It’s estimated that up to 90% of the world’s population is affected by blemishes at some point. But in spite of how common this chronic skin condition is, the causes of blemishes — and exactly how to treat them — are not always so clear. Here, we break down everything you need to know about breakouts — and how to beat them.
What are blemishes?
All of our pores contain a hair follicle and a sebaceous gland, which produces sebum, our skin’s natural oil. The body is constantly regenerating and shedding dead cells, but when those dead skin cells get trapped within the sebum of our skin, they combine to create non-inflammatory blemishes. If bacteria is present on the skin, it can thrive within the clogged pore and cause an infection, otherwise known as inflammatory blemishes.
What are non-inflammatory blemishes?
This type of blemish, also called comedones, are simply clogged pores. You probably know them as blackheads and whiteheads.
A blackhead is an open comedo, meaning that the clogged pore is open to the surface of the skin, and the air has oxidised the gunk inside, turning it black.
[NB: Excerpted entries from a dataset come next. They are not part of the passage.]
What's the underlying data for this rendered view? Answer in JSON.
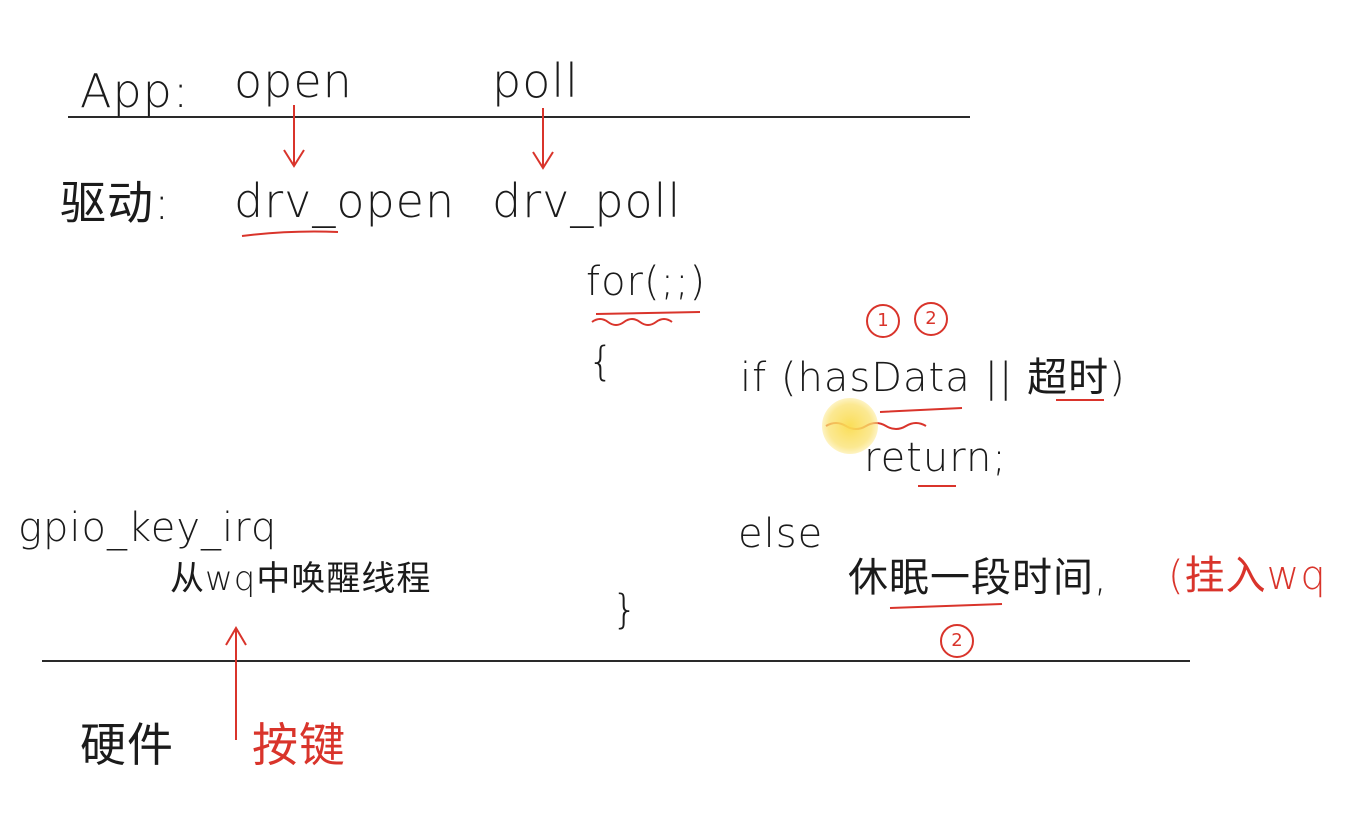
{
  "layers": {
    "app_label": "App:",
    "driver_label": "驱动:",
    "hardware_label": "硬件"
  },
  "app": {
    "open": "open",
    "poll": "poll"
  },
  "driver": {
    "drv_open": "drv_open",
    "drv_poll": "drv_poll",
    "for_loop": "for(;;)",
    "open_brace": "{",
    "close_brace": "}",
    "if_line": "if (hasData || 超时)",
    "return_line": "return;",
    "else_line": "else",
    "sleep_line": "休眠一段时间,",
    "sleep_note": "(挂入wq"
  },
  "irq": {
    "handler": "gpio_key_irq",
    "wake_text": "从wq中唤醒线程"
  },
  "hardware": {
    "button": "按键"
  },
  "markers": {
    "circle_1": "1",
    "circle_2_top": "2",
    "circle_2_bottom": "2"
  },
  "colors": {
    "ink": "#1b1b1b",
    "annotation_red": "#d9342b",
    "cursor_highlight": "#f7d84a"
  }
}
A whitehead is a closed comedo, meaning the dead skin and sebum are unexposed but trapped within the skin.
How do you treat non-inflammatory blemishes?
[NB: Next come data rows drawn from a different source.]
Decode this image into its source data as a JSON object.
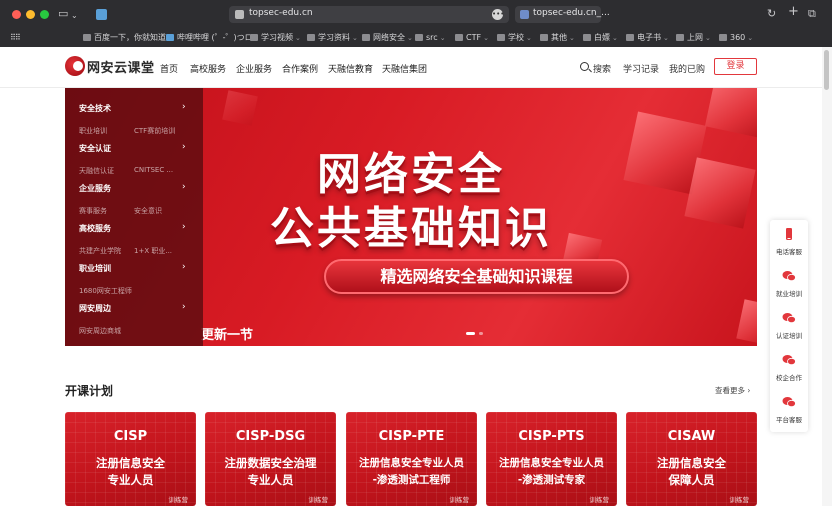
{
  "browser": {
    "url": "topsec-edu.cn",
    "tab_title": "topsec-edu.cn_...",
    "bookmarks": [
      {
        "label": "百度一下，你就知道",
        "chev": false
      },
      {
        "label": "哔哩哔哩 (゜-゜)つロ",
        "chev": false
      },
      {
        "label": "学习视频",
        "chev": true
      },
      {
        "label": "学习资料",
        "chev": true
      },
      {
        "label": "网络安全",
        "chev": true
      },
      {
        "label": "src",
        "chev": true
      },
      {
        "label": "CTF",
        "chev": true
      },
      {
        "label": "学校",
        "chev": true
      },
      {
        "label": "其他",
        "chev": true
      },
      {
        "label": "白嫖",
        "chev": true
      },
      {
        "label": "电子书",
        "chev": true
      },
      {
        "label": "上网",
        "chev": true
      },
      {
        "label": "360",
        "chev": true
      }
    ]
  },
  "header": {
    "logo": "网安云课堂",
    "nav": [
      "首页",
      "高校服务",
      "企业服务",
      "合作案例",
      "天融信教育",
      "天融信集团"
    ],
    "search": "搜索",
    "records": "学习记录",
    "mine": "我的已购",
    "login": "登录"
  },
  "hero": {
    "title_line1": "网络安全",
    "title_line2": "公共基础知识",
    "pill": "精选网络安全基础知识课程",
    "caption": "更新一节"
  },
  "sidemenu": [
    {
      "label": "安全技术",
      "subs": [
        "职业培训",
        "CTF赛前培训"
      ]
    },
    {
      "label": "安全认证",
      "subs": [
        "天融信认证",
        "CNITSEC ..."
      ]
    },
    {
      "label": "企业服务",
      "subs": [
        "赛事服务",
        "安全意识"
      ]
    },
    {
      "label": "高校服务",
      "subs": [
        "共建产业学院",
        "1+X 职业..."
      ]
    },
    {
      "label": "职业培训",
      "subs": [
        "1680网安工程师"
      ]
    },
    {
      "label": "网安周边",
      "subs": [
        "网安周边商城"
      ]
    }
  ],
  "sidepanel": [
    "电话客服",
    "就业培训",
    "认证培训",
    "校企合作",
    "平台客服"
  ],
  "section": {
    "title": "开课计划",
    "more": "查看更多"
  },
  "courses": [
    {
      "title": "CISP",
      "line1": "注册信息安全",
      "line2": "专业人员",
      "tag": "训练营"
    },
    {
      "title": "CISP-DSG",
      "line1": "注册数据安全治理",
      "line2": "专业人员",
      "tag": "训练营"
    },
    {
      "title": "CISP-PTE",
      "line1": "注册信息安全专业人员",
      "line2": "-渗透测试工程师",
      "tag": "训练营"
    },
    {
      "title": "CISP-PTS",
      "line1": "注册信息安全专业人员",
      "line2": "-渗透测试专家",
      "tag": "训练营"
    },
    {
      "title": "CISAW",
      "line1": "注册信息安全",
      "line2": "保障人员",
      "tag": "训练营"
    }
  ],
  "colors": {
    "brand_red": "#e2373c",
    "hero_red": "#d81b24",
    "chrome_dark": "#2d2d30"
  }
}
If you have blackheads and whiteheads, the key is to unclog your pores and prevent bacteria from infiltrating them. A cleanser like SLMD Skincare Salicylic Acid Cleanser is great for this, as it contains gentle, exfoliating ingredients that will reach deep into your pores morning and night — soothing active blemishes and preventing future breakouts.
Non-inflammatory blemishes also typically respond well to topical retinoids. Retinol is an effective, less potent form of tretinoin that can be found in over the counter formulas like SLMD Skincare Retinol Serum. Use retinol products at night, because it is deactivated by the sun and makes skin more sensitive to the sun’s UVA and UVB rays.
What are inflammatory blemishes?
Propionibacterium Acnes, or P. Acnes for short, is a bacteria that loves to feed on the sebum within our skin. When P. Acnes bacteria get into clogged pores, it reproduces rapidly, causing inflammation. Your body then rushes blood to the scene to try to fix it, causing even more redness and inflammation. This response leads to a variety of inflammatory skin reactions:
- Papules: One of the most common types of blemishes consisting of red, hard bumps
- Pustules: The other very common form of blemish, describing a white head surrounded by red, irritated skin
- Cystic blemishes: The most severe type of blemish, which includes nodules and cysts. Cystic blemishes form deep under the skin, and are large, red, and painful. This is the type of blemish best treated by dermatologists, as it has the highest chances of causing permanent scarring. It’s also the main type of hormonal blemish, which is caused by an imbalance of hormones due to your genetics.
How do you treat inflammatory blemishes?
To treat papules and pustules, choose products formulated with sulfur, an effective ingredient that kills blemish-causing bacteria. SLMD Skincare Sulfur Lotion contains this natural mineral and is suitable for everyday use. Combining sulfur with salicylic acid and retinol is an ideal regimen for treating inflammatory blemishes. These potent ingredients are featured in the SLMD Skincare Blemish-Prone Skin System.
For severe cystic blemishes, your dermatologist may recommend treatments beyond what’s available over the counter, like:
- Oral medications
- Cortisone injections
- Chemical peels
These treatments can be very effective in treating severe or cystic blemishes — consult with your physician to best decide what is the safest and best approach for you.
What causes blemishes?
There are a multitude of factors that can either cause blemishes or make us more susceptible to them. The most common culprits are:
- Genetics: Those with a family history of blemishes are more prone to breakouts.
- Hormones: High levels of hormones called androgens can lead to blemishes. Blemishes are common in teenagers and pregnant women because of the fluctuating hormones present in their bodies.
- Environment: Polluted air can weaken skin’s natural barrier, leaving it more susceptible to breakouts.
- Lifestyle: Dietary choices, comedogenic cosmetic products, certain medications, and sitting in tight, sweat-soaked clothing can also lead to blemishes. Consistent contact with dirty hands, sheets or towels can also lead to pimples.
Identifying your specific type of blemish is a great first step in building a skincare regimen to treat it. Now go give your skin some TLC and take action!